Question

TMI, a manufacturer of blank DVDs, has a monthly fixed cost of $14,200 and a variable cost of 70 cents/disc.

Find a function C that gives the total cost incurred by TMI in the manufacture of x discs/month, in dollars; C(x).

Answer 1

The total cost function C(x) for the manufacturer TMI, which includes both fixed costs and variable costs, is C(x) = $14,200 + ($0.70 × x), where x is the number of discs produced per month.

Step-by-step explanation:

The student is asking for a function C(x) that represents the total cost incurred by TMI in the manufacture of x discs per month. To find the total cost function, we need to take into account both the fixed costs and the variable costs. The fixed cost, which doesn't change regardless of the number of discs produced, is $14,200 per month. The variable cost is the cost that changes with the number of discs produced, which is 70 cents (or $0.70) per disc. Therefore, the function for total cost C(x) is given by:

C(x) = Fixed Costs + (Variable Cost per disc x Number of discs)

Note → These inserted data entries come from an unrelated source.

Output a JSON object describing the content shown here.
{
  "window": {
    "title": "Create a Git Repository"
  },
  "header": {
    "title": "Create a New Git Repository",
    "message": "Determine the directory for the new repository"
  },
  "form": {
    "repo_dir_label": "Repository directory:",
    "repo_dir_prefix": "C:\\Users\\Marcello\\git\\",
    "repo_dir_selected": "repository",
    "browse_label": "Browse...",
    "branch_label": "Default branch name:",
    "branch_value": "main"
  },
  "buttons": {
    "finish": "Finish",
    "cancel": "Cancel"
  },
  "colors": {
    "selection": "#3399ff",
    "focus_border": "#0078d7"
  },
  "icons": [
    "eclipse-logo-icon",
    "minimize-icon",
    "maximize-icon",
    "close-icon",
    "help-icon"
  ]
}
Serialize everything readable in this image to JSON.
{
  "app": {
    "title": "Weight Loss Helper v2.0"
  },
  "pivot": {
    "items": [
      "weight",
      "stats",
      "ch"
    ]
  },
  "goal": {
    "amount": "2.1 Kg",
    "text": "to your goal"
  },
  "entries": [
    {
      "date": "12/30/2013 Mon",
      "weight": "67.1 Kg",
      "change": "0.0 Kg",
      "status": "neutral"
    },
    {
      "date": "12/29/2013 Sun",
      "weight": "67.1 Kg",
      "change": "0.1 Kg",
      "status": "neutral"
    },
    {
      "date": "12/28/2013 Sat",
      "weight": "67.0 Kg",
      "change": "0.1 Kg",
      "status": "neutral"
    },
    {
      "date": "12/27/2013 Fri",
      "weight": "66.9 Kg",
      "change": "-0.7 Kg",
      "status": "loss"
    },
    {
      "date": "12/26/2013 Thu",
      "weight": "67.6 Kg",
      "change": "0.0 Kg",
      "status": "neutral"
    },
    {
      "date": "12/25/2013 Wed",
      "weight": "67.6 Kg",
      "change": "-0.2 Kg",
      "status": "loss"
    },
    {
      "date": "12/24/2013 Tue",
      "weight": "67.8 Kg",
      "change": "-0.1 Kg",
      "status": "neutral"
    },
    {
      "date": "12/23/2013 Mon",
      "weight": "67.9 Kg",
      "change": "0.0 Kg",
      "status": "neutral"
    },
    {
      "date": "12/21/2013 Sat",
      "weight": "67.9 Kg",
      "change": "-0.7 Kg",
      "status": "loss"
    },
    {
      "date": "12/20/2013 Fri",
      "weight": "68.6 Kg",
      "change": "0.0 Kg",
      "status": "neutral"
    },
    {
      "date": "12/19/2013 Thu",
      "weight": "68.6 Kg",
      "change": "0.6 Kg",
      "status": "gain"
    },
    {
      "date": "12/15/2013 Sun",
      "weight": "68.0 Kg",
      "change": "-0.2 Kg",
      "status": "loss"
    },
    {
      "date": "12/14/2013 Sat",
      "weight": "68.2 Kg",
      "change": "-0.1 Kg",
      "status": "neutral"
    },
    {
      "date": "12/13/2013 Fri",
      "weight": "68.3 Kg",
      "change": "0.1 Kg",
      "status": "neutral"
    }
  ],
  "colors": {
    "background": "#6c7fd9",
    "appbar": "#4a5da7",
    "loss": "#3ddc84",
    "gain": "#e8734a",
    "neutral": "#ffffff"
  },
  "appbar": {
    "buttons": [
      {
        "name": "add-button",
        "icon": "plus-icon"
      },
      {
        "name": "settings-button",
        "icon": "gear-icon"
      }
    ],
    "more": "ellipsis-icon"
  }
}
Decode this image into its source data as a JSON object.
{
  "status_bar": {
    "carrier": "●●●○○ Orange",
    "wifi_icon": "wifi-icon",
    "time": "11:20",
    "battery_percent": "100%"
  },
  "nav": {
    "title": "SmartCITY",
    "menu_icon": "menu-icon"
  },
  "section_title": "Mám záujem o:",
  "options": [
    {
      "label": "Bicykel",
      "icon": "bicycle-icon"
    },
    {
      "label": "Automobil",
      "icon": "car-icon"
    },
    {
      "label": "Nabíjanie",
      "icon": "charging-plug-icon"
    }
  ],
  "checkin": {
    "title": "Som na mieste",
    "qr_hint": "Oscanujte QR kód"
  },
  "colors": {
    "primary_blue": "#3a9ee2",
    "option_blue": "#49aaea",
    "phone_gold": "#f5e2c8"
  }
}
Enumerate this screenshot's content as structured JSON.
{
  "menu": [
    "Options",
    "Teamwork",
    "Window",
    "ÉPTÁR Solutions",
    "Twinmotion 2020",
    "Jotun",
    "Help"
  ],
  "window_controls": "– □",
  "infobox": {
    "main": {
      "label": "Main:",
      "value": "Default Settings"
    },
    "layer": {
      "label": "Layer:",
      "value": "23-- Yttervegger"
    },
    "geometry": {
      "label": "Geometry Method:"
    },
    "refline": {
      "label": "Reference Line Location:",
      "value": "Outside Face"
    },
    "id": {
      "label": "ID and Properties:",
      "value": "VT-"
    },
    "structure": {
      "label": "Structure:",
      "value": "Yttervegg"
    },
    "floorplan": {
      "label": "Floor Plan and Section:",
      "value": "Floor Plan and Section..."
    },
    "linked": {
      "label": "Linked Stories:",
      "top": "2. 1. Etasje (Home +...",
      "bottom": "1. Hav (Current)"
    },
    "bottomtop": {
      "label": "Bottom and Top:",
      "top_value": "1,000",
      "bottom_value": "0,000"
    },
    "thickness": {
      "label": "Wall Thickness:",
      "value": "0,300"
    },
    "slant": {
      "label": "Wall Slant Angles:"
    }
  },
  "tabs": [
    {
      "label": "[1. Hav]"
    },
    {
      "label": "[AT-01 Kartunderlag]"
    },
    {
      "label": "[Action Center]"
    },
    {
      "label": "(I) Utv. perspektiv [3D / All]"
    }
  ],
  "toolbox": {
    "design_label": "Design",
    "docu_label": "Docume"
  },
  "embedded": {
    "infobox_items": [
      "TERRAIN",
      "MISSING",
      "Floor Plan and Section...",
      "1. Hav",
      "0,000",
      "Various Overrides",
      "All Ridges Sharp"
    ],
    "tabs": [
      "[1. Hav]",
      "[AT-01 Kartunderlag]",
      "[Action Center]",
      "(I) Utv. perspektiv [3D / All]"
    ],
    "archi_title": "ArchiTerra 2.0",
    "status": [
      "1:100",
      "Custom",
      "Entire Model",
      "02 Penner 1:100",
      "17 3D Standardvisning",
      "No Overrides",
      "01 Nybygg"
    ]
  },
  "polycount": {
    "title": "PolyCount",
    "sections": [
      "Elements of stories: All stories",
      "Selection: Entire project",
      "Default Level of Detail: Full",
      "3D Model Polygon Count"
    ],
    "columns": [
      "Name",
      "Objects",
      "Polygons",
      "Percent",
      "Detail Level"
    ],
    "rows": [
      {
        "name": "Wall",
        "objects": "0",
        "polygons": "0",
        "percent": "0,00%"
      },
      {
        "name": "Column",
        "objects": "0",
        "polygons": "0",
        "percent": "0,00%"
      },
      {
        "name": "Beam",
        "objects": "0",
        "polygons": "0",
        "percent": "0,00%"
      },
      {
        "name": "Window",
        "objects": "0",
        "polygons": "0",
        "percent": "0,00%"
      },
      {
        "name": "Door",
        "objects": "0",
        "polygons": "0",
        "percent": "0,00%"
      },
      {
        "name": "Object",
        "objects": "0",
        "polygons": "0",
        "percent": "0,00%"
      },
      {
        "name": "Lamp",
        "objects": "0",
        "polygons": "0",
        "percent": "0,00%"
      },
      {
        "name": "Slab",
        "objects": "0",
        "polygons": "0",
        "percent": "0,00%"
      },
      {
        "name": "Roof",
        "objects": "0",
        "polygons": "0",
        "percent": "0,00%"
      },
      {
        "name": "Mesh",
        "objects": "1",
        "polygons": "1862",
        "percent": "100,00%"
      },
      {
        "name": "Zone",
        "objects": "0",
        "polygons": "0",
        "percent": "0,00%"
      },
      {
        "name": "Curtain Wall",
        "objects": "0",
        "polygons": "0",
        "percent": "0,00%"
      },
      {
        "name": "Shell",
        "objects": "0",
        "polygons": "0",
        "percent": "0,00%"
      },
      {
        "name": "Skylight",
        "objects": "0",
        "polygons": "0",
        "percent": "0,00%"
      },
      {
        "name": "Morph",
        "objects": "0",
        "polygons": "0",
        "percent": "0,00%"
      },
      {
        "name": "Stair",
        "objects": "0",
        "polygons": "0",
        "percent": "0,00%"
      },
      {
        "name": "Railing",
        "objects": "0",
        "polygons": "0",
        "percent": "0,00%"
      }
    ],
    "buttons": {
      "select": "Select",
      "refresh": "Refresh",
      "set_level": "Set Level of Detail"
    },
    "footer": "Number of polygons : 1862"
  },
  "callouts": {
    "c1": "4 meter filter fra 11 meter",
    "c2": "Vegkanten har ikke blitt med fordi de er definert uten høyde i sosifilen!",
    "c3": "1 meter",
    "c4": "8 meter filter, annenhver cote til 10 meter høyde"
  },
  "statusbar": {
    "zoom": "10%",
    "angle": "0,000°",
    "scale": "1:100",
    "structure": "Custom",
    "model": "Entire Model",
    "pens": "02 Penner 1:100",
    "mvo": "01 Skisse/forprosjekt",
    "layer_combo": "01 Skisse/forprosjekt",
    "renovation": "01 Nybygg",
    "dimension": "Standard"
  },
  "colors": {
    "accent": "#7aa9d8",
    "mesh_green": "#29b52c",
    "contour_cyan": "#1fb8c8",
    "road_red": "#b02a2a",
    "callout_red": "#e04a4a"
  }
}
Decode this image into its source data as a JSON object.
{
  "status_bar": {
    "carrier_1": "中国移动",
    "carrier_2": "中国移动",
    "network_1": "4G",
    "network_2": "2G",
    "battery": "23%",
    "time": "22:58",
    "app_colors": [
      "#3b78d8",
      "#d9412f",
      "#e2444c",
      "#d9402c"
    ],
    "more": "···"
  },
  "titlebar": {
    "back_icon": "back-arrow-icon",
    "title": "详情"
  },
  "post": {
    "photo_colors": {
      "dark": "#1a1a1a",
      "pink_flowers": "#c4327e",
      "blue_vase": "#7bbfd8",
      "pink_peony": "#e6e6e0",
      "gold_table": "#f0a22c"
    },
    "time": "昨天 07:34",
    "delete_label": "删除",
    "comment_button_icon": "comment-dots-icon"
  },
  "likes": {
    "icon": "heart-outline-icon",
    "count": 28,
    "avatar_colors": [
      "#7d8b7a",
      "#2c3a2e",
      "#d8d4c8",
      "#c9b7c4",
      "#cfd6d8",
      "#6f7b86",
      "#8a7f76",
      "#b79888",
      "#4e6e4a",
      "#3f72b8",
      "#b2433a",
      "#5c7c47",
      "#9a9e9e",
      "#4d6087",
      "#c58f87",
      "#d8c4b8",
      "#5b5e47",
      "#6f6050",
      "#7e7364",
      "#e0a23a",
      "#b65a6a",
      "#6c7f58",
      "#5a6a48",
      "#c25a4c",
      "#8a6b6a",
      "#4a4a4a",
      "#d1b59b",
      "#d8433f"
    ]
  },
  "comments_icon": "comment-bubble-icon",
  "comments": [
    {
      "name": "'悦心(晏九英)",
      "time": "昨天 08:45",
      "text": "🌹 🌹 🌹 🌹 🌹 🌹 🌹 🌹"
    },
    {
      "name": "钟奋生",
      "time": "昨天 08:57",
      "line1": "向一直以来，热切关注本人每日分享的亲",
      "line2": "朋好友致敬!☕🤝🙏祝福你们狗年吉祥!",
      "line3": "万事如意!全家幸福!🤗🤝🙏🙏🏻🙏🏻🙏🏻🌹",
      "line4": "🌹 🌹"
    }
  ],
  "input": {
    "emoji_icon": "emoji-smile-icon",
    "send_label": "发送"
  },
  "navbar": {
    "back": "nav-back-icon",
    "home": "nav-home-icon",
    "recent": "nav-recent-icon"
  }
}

C(x) = $14,200 + ($0.70 × x)

Answer 2

Answer: Therefore, the total cost incurred per month is;

C(x) = 14,200 + 0.7x dollars

Step-by-step explanation:

Given;

Fixed cost Cf = $14,200 per month

variable cost = 70cent/disc

Number of disc manufactured per month = x disc/month.

The total variable cost in a month can be given as;

Cv = 70cent/disc × x disc/month

Cv = 70x cent/month × 1/100cent/dollar

Cv = 0.7x dollar/month

Total cost C = Fixed cost + variable cost

C = Cf + Cv

Substituting the values, we have;

C(x) = 14,200 + 0.7x dollars/month